Hingga Selasa (21/4/2020), Yuni menyampaikan, sudah ada tiga pemudik yang di karantina di rumah kosong itu.
"Semua pemudik yang datang ke desa itu harus dikarantina mandiri di rumah masing-masing selama 14 hari," ujarnya.
Yuni menjelaskan, sebelumnya para pemudik sudah membuat komitmen dan jika melanggar akan menerima tindakan.
"Mereka sudah tanda tangan komitmen bersedia dan kalau mereka tidak komitmen, bersedia menerima teguran ataupun tindakan yang akan dilakukan pemerintah desa," jelas Yuni.
Ia menambahkan, sebelum menunjuk rumah kosong itu sebagai tempat karantina sudah berkoordinasi dengan kepala desa setempat.
"Pemerintah desa kemarin sempat minta petunjuk kepada saya," ungkapnya.

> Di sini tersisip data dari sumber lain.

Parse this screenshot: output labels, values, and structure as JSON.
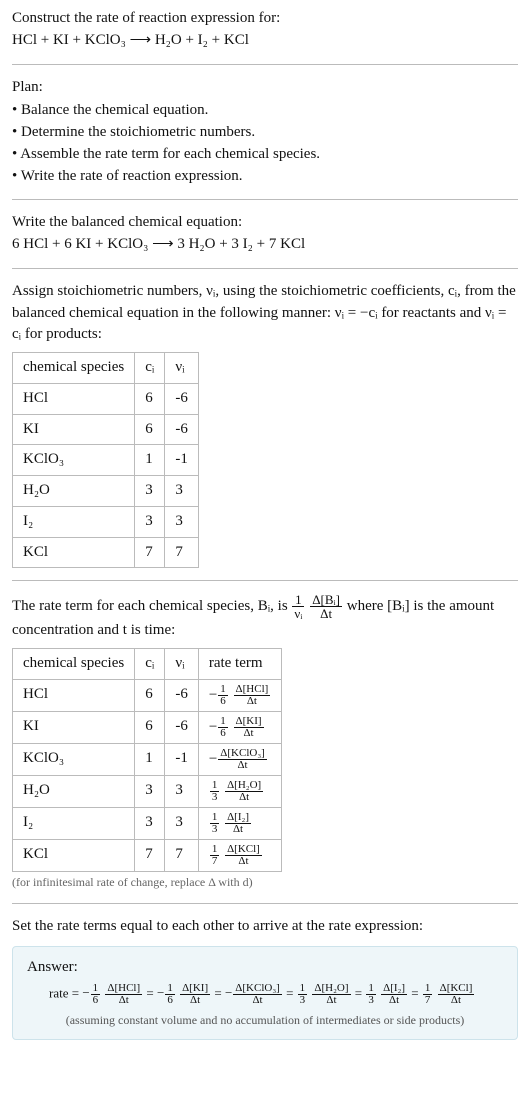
{
  "intro": {
    "title": "Construct the rate of reaction expression for:",
    "equation": "HCl + KI + KClO₃ ⟶ H₂O + I₂ + KCl"
  },
  "plan": {
    "heading": "Plan:",
    "items": [
      "Balance the chemical equation.",
      "Determine the stoichiometric numbers.",
      "Assemble the rate term for each chemical species.",
      "Write the rate of reaction expression."
    ]
  },
  "balanced": {
    "heading": "Write the balanced chemical equation:",
    "equation": "6 HCl + 6 KI + KClO₃ ⟶ 3 H₂O + 3 I₂ + 7 KCl"
  },
  "assign_text_1": "Assign stoichiometric numbers, νᵢ, using the stoichiometric coefficients, cᵢ, from the balanced chemical equation in the following manner: νᵢ = −cᵢ for reactants and νᵢ = cᵢ for products:",
  "table1": {
    "headers": [
      "chemical species",
      "cᵢ",
      "νᵢ"
    ],
    "rows": [
      {
        "sp": "HCl",
        "c": "6",
        "v": "-6"
      },
      {
        "sp": "KI",
        "c": "6",
        "v": "-6"
      },
      {
        "sp": "KClO₃",
        "c": "1",
        "v": "-1"
      },
      {
        "sp": "H₂O",
        "c": "3",
        "v": "3"
      },
      {
        "sp": "I₂",
        "c": "3",
        "v": "3"
      },
      {
        "sp": "KCl",
        "c": "7",
        "v": "7"
      }
    ]
  },
  "rate_term_text_a": "The rate term for each chemical species, Bᵢ, is ",
  "rate_term_text_b": " where [Bᵢ] is the amount concentration and t is time:",
  "table2": {
    "headers": [
      "chemical species",
      "cᵢ",
      "νᵢ",
      "rate term"
    ],
    "rows": [
      {
        "sp": "HCl",
        "c": "6",
        "v": "-6",
        "sign": "−",
        "cnum": "1",
        "cden": "6",
        "dnum": "Δ[HCl]",
        "dden": "Δt"
      },
      {
        "sp": "KI",
        "c": "6",
        "v": "-6",
        "sign": "−",
        "cnum": "1",
        "cden": "6",
        "dnum": "Δ[KI]",
        "dden": "Δt"
      },
      {
        "sp": "KClO₃",
        "c": "1",
        "v": "-1",
        "sign": "−",
        "cnum": "",
        "cden": "",
        "dnum": "Δ[KClO₃]",
        "dden": "Δt"
      },
      {
        "sp": "H₂O",
        "c": "3",
        "v": "3",
        "sign": "",
        "cnum": "1",
        "cden": "3",
        "dnum": "Δ[H₂O]",
        "dden": "Δt"
      },
      {
        "sp": "I₂",
        "c": "3",
        "v": "3",
        "sign": "",
        "cnum": "1",
        "cden": "3",
        "dnum": "Δ[I₂]",
        "dden": "Δt"
      },
      {
        "sp": "KCl",
        "c": "7",
        "v": "7",
        "sign": "",
        "cnum": "1",
        "cden": "7",
        "dnum": "Δ[KCl]",
        "dden": "Δt"
      }
    ]
  },
  "table2_note": "(for infinitesimal rate of change, replace Δ with d)",
  "final_heading": "Set the rate terms equal to each other to arrive at the rate expression:",
  "answer": {
    "label": "Answer:",
    "prefix": "rate = ",
    "terms": [
      {
        "sign": "−",
        "cnum": "1",
        "cden": "6",
        "dnum": "Δ[HCl]",
        "dden": "Δt"
      },
      {
        "sign": "−",
        "cnum": "1",
        "cden": "6",
        "dnum": "Δ[KI]",
        "dden": "Δt"
      },
      {
        "sign": "−",
        "cnum": "",
        "cden": "",
        "dnum": "Δ[KClO₃]",
        "dden": "Δt"
      },
      {
        "sign": "",
        "cnum": "1",
        "cden": "3",
        "dnum": "Δ[H₂O]",
        "dden": "Δt"
      },
      {
        "sign": "",
        "cnum": "1",
        "cden": "3",
        "dnum": "Δ[I₂]",
        "dden": "Δt"
      },
      {
        "sign": "",
        "cnum": "1",
        "cden": "7",
        "dnum": "Δ[KCl]",
        "dden": "Δt"
      }
    ],
    "note": "(assuming constant volume and no accumulation of intermediates or side products)"
  },
  "generic_frac": {
    "n1": "1",
    "nv": "νᵢ",
    "db": "Δ[Bᵢ]",
    "dt": "Δt"
  }
}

"Saya sampaikan 'kalau ini ada yang ngeyel seperti ini, golekno omah seng kosong (carikan rumah kosong), masukkan sana, kunci dari luar."
"Tapi jangan lupa dikasih makan, sehari tiga kali'," papar Yuni Sukowati.
(Tribunwow.com)
Artikel ini telah tayang di Tribunwow.com dengan judul "Pemudik yang Huni Rumah Angker di Sragen Ungkap Kesaksian, Presenter: Enggak Lihat Ada Penampakan?"